Colin Foster, Novartis’ Director of Social Media, told the conference that his role was both to experiment and to spread the culture. “But it soon becomes a question of how you embed social media into the organization,” he said. Novartis has advanced further down this path than some companies. It was one of the first companies to establish an alliance with PatientsLikeMe, an online community for people with ‘life changing conditions’ that has a current membership of around 45,000 patients and which logged over 360,000 posts last year. In 2008, it engaged PatientsLikeMe’s multiple sclerosis (MS) community to boost its registrations for its MS clinical trials. More recently, the company has helped establish an organ transplant community on the site and will use the information gleaned from its discussions in its future research.

But Gillian Tachibana, Merck Serono’s Director of Social Media, seemed to contradict Foster’s stance, saying pharma social media “is not about experimentation. Internally, it’s about education; externally it’s about having a strategy, a vision.” Merck Serono is perhaps more cautious after having had its fingers burnt by one online community it was involved with. Tachibana explained how the company “had a crisis on a message board” when someone made harsh criticisms of a rival company. “We didn’t deal with it too well,” she added. Merck Serono simply shut down the forum, a move that was soon picked up — and criticized — by the press.

As with any discussion of social media, Facebook could not be ignored. But again this was a bone of some contention. The virtues of the site as an important method to build opportunities for dialogue were duly extolled; Facebook, it was noted, has become one of the biggest drivers of traffic to websites; in some cases more so than Google. And it has over 1000 communities for people with chronic illnesses.

But Alex Butler, Communications Manager at Janssen-Cilag UK, reminded us that people on Facebook are there to have fun, not to be sold something, or even ‘educated.’ And with public trust in the industry at an all-time low, is it a good idea for Big Pharma to try and generate ‘friends’ on Facebook? “People don’t want an intimate relationship with a pharma company,” noted Alex.
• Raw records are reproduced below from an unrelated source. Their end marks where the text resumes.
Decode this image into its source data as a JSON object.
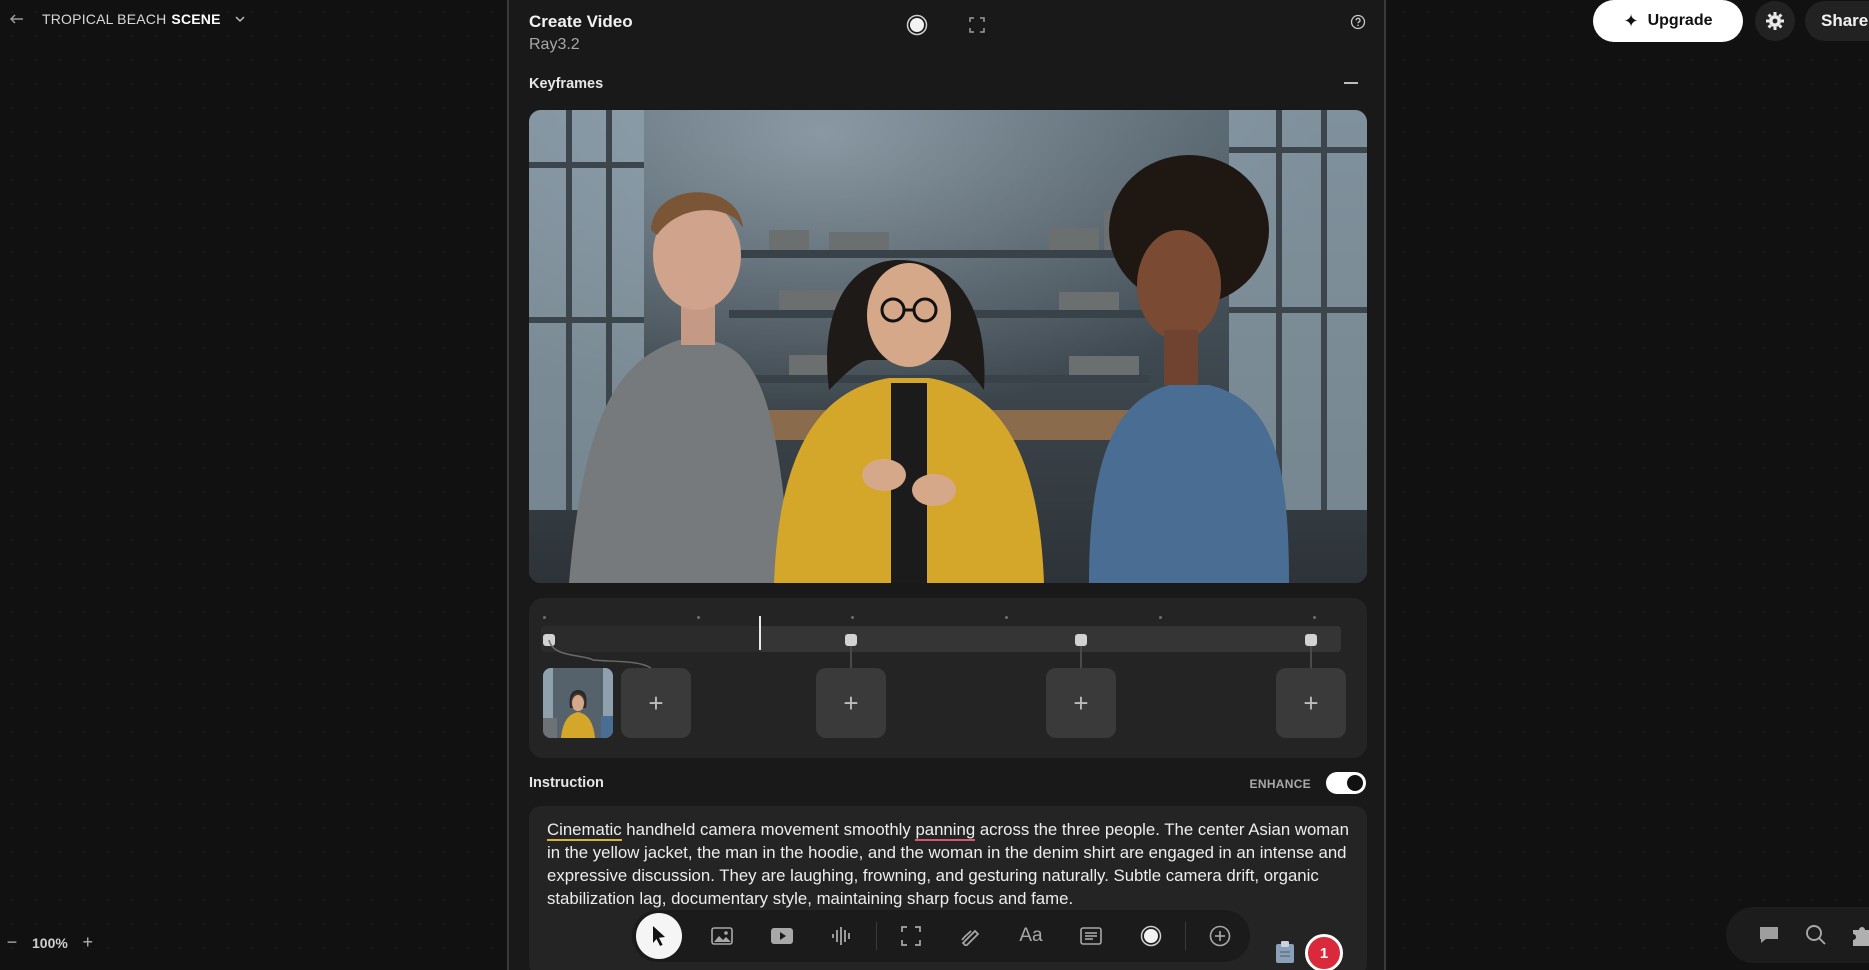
{
  "project": {
    "title_prefix": "TROPICAL BEACH",
    "title_bold": "SCENE"
  },
  "topbar": {
    "upgrade_label": "Upgrade",
    "share_label": "Share"
  },
  "zoom": {
    "value": "100%"
  },
  "panel": {
    "title": "Create Video",
    "model": "Ray3.2",
    "keyframes_label": "Keyframes",
    "instruction_label": "Instruction",
    "enhance_label": "ENHANCE",
    "enhance_on": true,
    "instruction": {
      "w1": "Cinematic",
      "w2": " handheld camera movement smoothly ",
      "w3": "panning",
      "w4": " across the three people. The center Asian woman in the yellow jacket, the man in the hoodie, and the woman in the denim shirt are engaged in an intense and expressive discussion. They are laughing, frowning, and gesturing naturally. Subtle camera drift, organic stabilization lag, documentary style, maintaining sharp focus and f",
      "w5": "ame."
    }
  },
  "timeline": {
    "slots": [
      "+",
      "+",
      "+",
      "+"
    ]
  },
  "notifications": {
    "count": "1"
  },
  "toolbar": {
    "text_tool_label": "Aa"
  },
  "icons": {
    "back": "arrow-left-icon",
    "dropdown": "chevron-down-icon",
    "settings": "gear-icon",
    "help": "help-circle-icon",
    "record": "record-icon",
    "fullscreen": "expand-icon"
  },
  "colors": {
    "background": "#111111",
    "panel": "#191919",
    "accent_underline_yellow": "#d8b43a",
    "accent_underline_red": "#d25a6b",
    "badge": "#d9293a"
  }
}
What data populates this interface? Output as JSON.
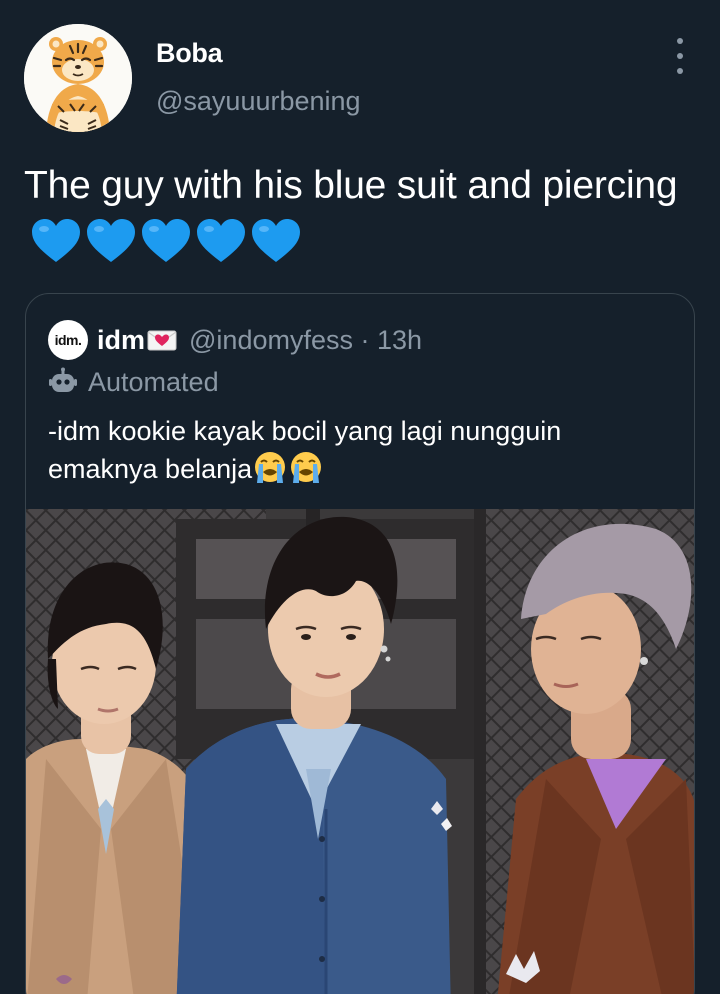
{
  "author": {
    "display_name": "Boba",
    "handle": "@sayuuurbening",
    "avatar_icon": "tiger-avatar"
  },
  "tweet": {
    "text": "The guy with his blue suit and piercing",
    "emoji": [
      "blue-heart",
      "blue-heart",
      "blue-heart",
      "blue-heart",
      "blue-heart"
    ]
  },
  "quoted_tweet": {
    "avatar_text": "idm.",
    "display_name": "idm",
    "name_emoji": "envelope-with-heart",
    "handle_and_time": "@indomyfess · 13h",
    "automated_label": "Automated",
    "text": "-idm kookie kayak bocil yang lagi nungguin emaknya belanja",
    "text_emoji": [
      "loudly-crying-face",
      "loudly-crying-face"
    ]
  },
  "colors": {
    "background": "#15202b",
    "secondary_text": "#8b98a5",
    "border": "#38444d",
    "heart": "#1d9bf0"
  }
}
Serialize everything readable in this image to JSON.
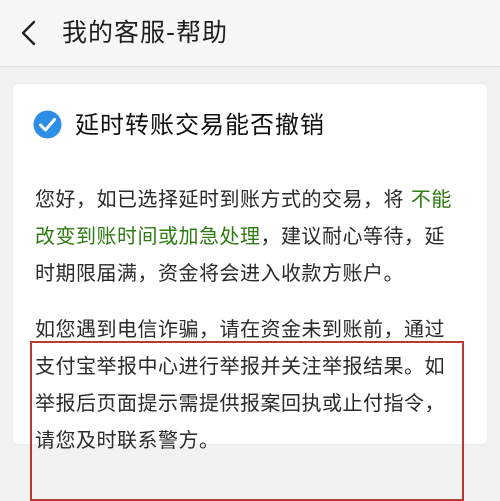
{
  "nav": {
    "back_icon": "chevron-left-icon",
    "title": "我的客服-帮助"
  },
  "question": {
    "check_icon": "check-circle-icon",
    "check_color": "#2d8ee6",
    "title": "延时转账交易能否撤销"
  },
  "answer": {
    "p1_lines": [
      {
        "a": "您好，如已选择延时到账方式的交易，将 ",
        "b": "不能"
      },
      {
        "a": "",
        "b": "改变到账时间或加急处理",
        "c": "，建议耐心等待，延"
      },
      {
        "a": "时期限届满，资金将会进入收款方账户。"
      }
    ],
    "p2_lines": [
      "如您遇到电信诈骗，请在资金未到账前，通过",
      "支付宝举报中心进行举报并关注举报结果。如",
      "举报后页面提示需提供报案回执或止付指令，",
      "请您及时联系警方。"
    ],
    "highlight_color": "#2f7a12",
    "box_color": "#b73a33"
  }
}
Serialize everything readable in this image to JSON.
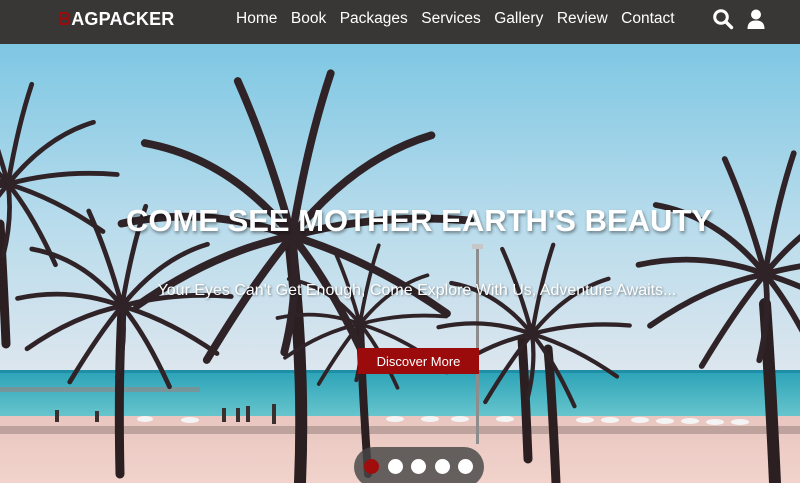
{
  "brand": {
    "first_letter": "B",
    "rest": "AGPACKER",
    "accent": "#9b0b0b"
  },
  "nav": {
    "links": [
      "Home",
      "Book",
      "Packages",
      "Services",
      "Gallery",
      "Review",
      "Contact"
    ],
    "icons": [
      "search-icon",
      "user-icon"
    ],
    "background": "#393636"
  },
  "hero": {
    "headline": "COME SEE MOTHER EARTH'S BEAUTY",
    "tagline": "Your Eyes Can't Get Enough, Come Explore With Us, Adventure Awaits...",
    "cta_label": "Discover More",
    "cta_color": "#9b0b0b",
    "background_image": "palm-trees-beach"
  },
  "slider": {
    "slide_count": 5,
    "active_index": 0,
    "active_color": "#a10d0d"
  }
}
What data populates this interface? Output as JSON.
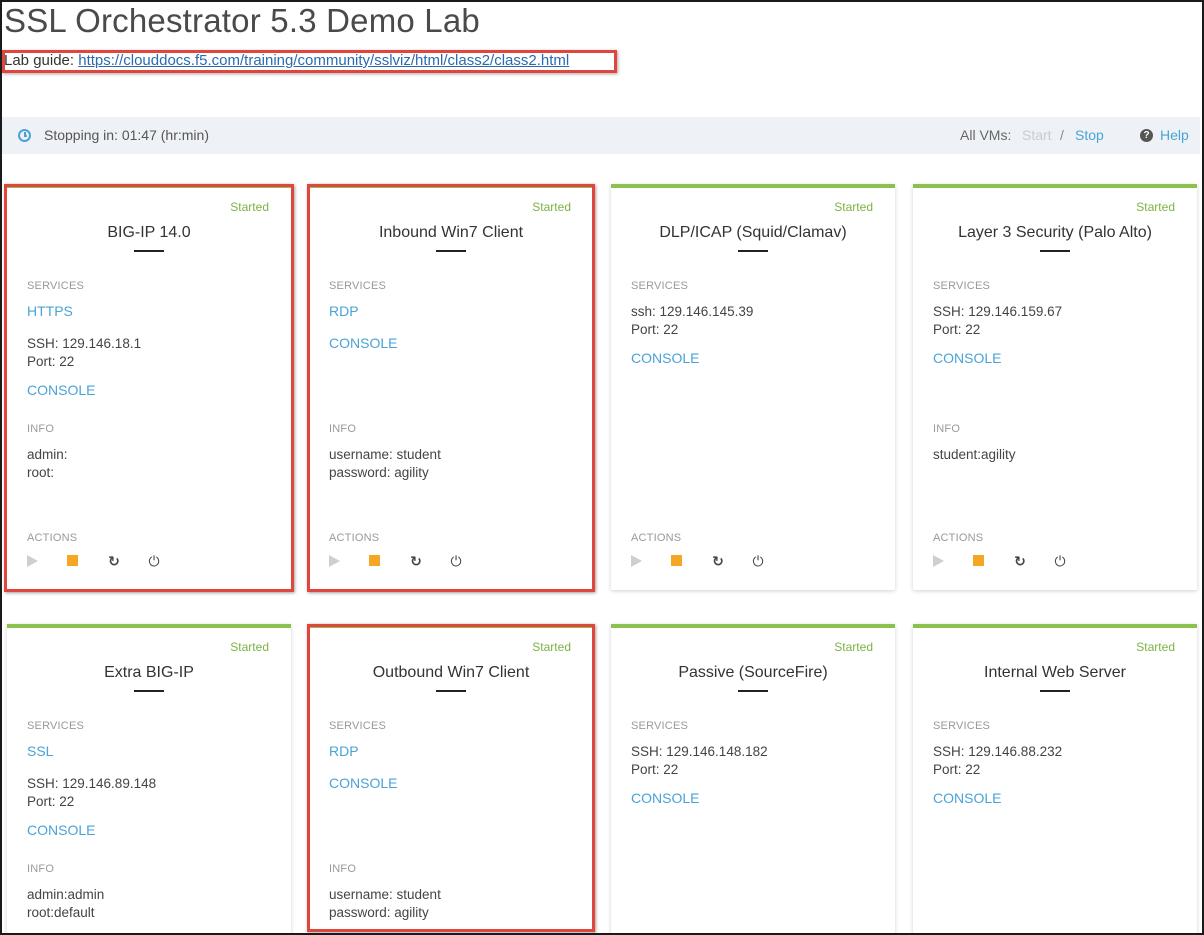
{
  "page": {
    "title": "SSL Orchestrator 5.3 Demo Lab",
    "guide_label": "Lab guide: ",
    "guide_url": "https://clouddocs.f5.com/training/community/sslviz/html/class2/class2.html"
  },
  "statusbar": {
    "stopping_text": "Stopping in: 01:47 (hr:min)",
    "all_vms_label": "All VMs:",
    "start_label": "Start",
    "slash": "/",
    "stop_label": "Stop",
    "help_label": "Help"
  },
  "section_labels": {
    "services": "SERVICES",
    "info": "INFO",
    "actions": "ACTIONS"
  },
  "cards": [
    {
      "name": "BIG-IP 14.0",
      "state": "Started",
      "services": {
        "link1": "HTTPS",
        "ssh": "SSH: 129.146.18.1",
        "port": "Port: 22",
        "console": "CONSOLE"
      },
      "info": [
        "admin:",
        "root:"
      ]
    },
    {
      "name": "Inbound Win7 Client",
      "state": "Started",
      "services": {
        "link1": "RDP",
        "console": "CONSOLE"
      },
      "info": [
        "username: student",
        "password: agility"
      ]
    },
    {
      "name": "DLP/ICAP (Squid/Clamav)",
      "state": "Started",
      "services": {
        "ssh": "ssh: 129.146.145.39",
        "port": "Port: 22",
        "console": "CONSOLE"
      },
      "info": []
    },
    {
      "name": "Layer 3 Security (Palo Alto)",
      "state": "Started",
      "services": {
        "ssh": "SSH: 129.146.159.67",
        "port": "Port: 22",
        "console": "CONSOLE"
      },
      "info": [
        "student:agility"
      ]
    },
    {
      "name": "Extra BIG-IP",
      "state": "Started",
      "services": {
        "link1": "SSL",
        "ssh": "SSH: 129.146.89.148",
        "port": "Port: 22",
        "console": "CONSOLE"
      },
      "info": [
        "admin:admin",
        "root:default"
      ]
    },
    {
      "name": "Outbound Win7 Client",
      "state": "Started",
      "services": {
        "link1": "RDP",
        "console": "CONSOLE"
      },
      "info": [
        "username: student",
        "password: agility"
      ]
    },
    {
      "name": "Passive (SourceFire)",
      "state": "Started",
      "services": {
        "ssh": "SSH: 129.146.148.182",
        "port": "Port: 22",
        "console": "CONSOLE"
      },
      "info": []
    },
    {
      "name": "Internal Web Server",
      "state": "Started",
      "services": {
        "ssh": "SSH: 129.146.88.232",
        "port": "Port: 22",
        "console": "CONSOLE"
      },
      "info": []
    }
  ],
  "icons": {
    "clock": "clock-icon",
    "help": "help-circle-icon",
    "play": "play-icon",
    "stop": "stop-icon",
    "refresh": "refresh-icon",
    "power": "power-icon"
  },
  "colors": {
    "accent": "#4aa3d6",
    "started": "#7cb342",
    "card_border": "#8cc152",
    "stop_action": "#f5a623",
    "highlight": "#e0463e"
  }
}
But what pharma does need to do on social networking sites, commented Marianne Gries, VP of Marketing at Merz Pharmaceuticals, is “listen, inform and engage.” Unfortunately, the acronym she uses to convey this message is ‘LIE.’

So, differing opinions reign. But I’ve been to enough pharma conferences in the past five years to know that inconclusiveness is usually the order of the day. I’d probably feel short-changed if I came away with any definite ideas about anything. Still, that doesn’t mean Digital Pharma Europe wasn’t a relevant and potent forum for a very healthy exchange of ideas — indeed it was.  And, in fairness, there was resounding agreement on some inescapable Web 2.0 facts and observations (with thanks to FD Santé):

• A decade ago, product launches didn’t even take account of patients; now they are at the centre of the campaign.
• Younger doctors and medical students comprise a generation that only knows online CME. Now every medical education campaign must include a social media element.
• It is pointless running a symposium unless you are going to broadcast it on the web.
• If we wait for official regulatory guidance on social media, we could be waiting forever, so industry leaders must write it themselves.

All of these topics, and more, we hope to pick up in our digital magazine, Pharmaceutical Executive Digest Europe, over the coming weeks and months. Whatever your thoughts are on where online social media sits and how it should be defined within your company, there’s no denying that it’s out there and it’s huge — and it’s not going to go away.